El vaso de carajillo vibraba en su avance por el aire. La incercia de su propia trayectoria lo hacía girar lentamente, como mecido por una brisa, sin apenas derramar el escaso ron que aún contenía. Como si el impacto que lo hizo añicos contra la pared blanca no hubiera sido suficiente estruendo, Román propinó un fuerte puñetazo al espejo que había junto al tocador de la entrada, que igualmente se quebró en decenas de pedazos. La galería de arte estaba vacía y la punzante luz de los focos evidenciaba la desnudez de aquel lugar.
¡Maldito hijo de puta! No te creía capaz. ¡¿Cómo pude confiar en ti?! ¿Después de siete años desapareces dejando qué? Nada más que promesas rotas y este horrible vacío. ¿Acaso te obligó alguien a ofrecerme nada? No tenías por qué haberlo hecho. Maldito megalómano narcisista, y maldito el momento en que acepté tu ayuda. La galería de arte es lo único que había querido en la vida. Lo único hasta que te conocí, Gustavo. El mismo arrebato que te trajo a aquel bar de Malasaña te lleva ahora a Dios sabe dónde. Y encima me dices que soy joven. No estabas solo, cabrón. No, me dejas aquí tirado, vendido, con el culo al aire delante de los inversores, de los acreedores, de los artistas. A dos semanas de firmar y a tres de la inauguración. ¿Qué voy a hacer? No habría querido nada de esto si lo hubiera sabido. Igualmente, ya nada de esto va a ser mío. Me lo has hecho perder todo, todo lo que me habías prometido, por lo que habíamos trabajado. Si lo hubieras sabido, ¿te habrías quedado? ¿Me habrías dejado ir contigo hubiera podido decirte que te quiero?

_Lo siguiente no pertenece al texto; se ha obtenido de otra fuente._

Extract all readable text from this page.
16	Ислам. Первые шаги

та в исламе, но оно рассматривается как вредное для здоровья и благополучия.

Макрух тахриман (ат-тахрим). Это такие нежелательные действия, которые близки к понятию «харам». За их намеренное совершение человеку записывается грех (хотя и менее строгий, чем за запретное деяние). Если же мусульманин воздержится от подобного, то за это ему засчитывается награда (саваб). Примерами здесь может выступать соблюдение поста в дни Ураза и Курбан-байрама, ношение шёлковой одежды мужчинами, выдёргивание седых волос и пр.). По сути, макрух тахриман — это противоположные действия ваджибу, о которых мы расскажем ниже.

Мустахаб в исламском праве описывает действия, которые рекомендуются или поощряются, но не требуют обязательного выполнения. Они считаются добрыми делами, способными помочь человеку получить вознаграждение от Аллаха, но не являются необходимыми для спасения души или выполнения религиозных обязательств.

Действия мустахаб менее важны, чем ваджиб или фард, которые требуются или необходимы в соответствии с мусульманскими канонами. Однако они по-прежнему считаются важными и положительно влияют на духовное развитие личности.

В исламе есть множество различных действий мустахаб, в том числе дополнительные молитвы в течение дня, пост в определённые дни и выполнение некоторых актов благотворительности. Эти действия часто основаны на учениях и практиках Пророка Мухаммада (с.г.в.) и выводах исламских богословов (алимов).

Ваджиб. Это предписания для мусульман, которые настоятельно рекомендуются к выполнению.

Al agacharse para recoger las dos botellas de licor vacías del suelo, Román se tambaleó. Las dejó sobre el taburete en el que había estado sentado. Con tres pasos que dio con más torpeza de la habitual, se volvió a situar frente al tocador. Recogió los papeles de entre varios trozos de espejo, que dobló y se guardó en el bolsillo interior de la americana. Se volvió para observar una vez más la galería. No había nada. Nada, salvo el ligero zumbido de uno de los focos, y una carta manoseada sobre el suelo de cemento.
Querido Román:
Ni espero que encuentres consuelo en mis palabras, ni mucho menos que seas capaz de perdonarme. Sin embargo, son dos los motivos que me empujaron a escribirte estas líneas. Primero, el último atisbo de humanidad que aún reside en mí me hace imperativo darte una explicación sobre lo que me llevó a desaparecer. Te conozco, y sé que no tener una explicación te atormentaría por meses, si no años. Segundo, si existe una posibilidad de que encuentre paz conmigo mismo después de esto, es sabiendo que tras tomar mi decisión, te la di a conocer, a pesar de haber puesto ya cobardemente un océano entre nosotros. No padezcas, aun sin saber ni por dónde empezar, no me extenderé en mis palabras. No fui capaz. Creí que lo sería, pero España no está hecha para mí. Lo supe desde que comenzamos la retorcida pesadilla de encontrar inversores para tu soñada galería de arte. Traté de caminar junto a ti y ayudarte con tus metas. Traté de darte cuánto tenía. Pero olvidé las mías. Prometí más de lo que debía, me perdí en tu entusiasmo, eso corre de mi cuenta. No podré poner de la plata de la herencia de mi tía abuela Dorotea. Román, sos joven ―tanto o más que yo, como solías decir― y tenés la suerte de contar con talento y un propósito claro. ¡Usalo, seguilo! Pocos pueden decir que tengan ninguna de esas cosas. De hecho, reconozco que es algo que llegué a envidiar. Regreso a mi tierra natal, pero antes de llegar a Buenos Aires trataré de perderme por pueblitos andinos que siempre quise visitar. Tal vez allá encuentre lo que no encontré en Madrid, en tu galería, o a tu lado. No me busques, será mejor para los dos. Sabé que te quise como a nadie más.
Hasta siempre,
Gustavo
Tras secarse una lágrima, Román se acicaló mirándose en uno de los pocos trozos de espejo que no se habían caído. Se puso el abrigo y abrió la puerta para salir a la calle. Esta vez, antes de hacerlo, dejó su juego de llaves sobre el tocador.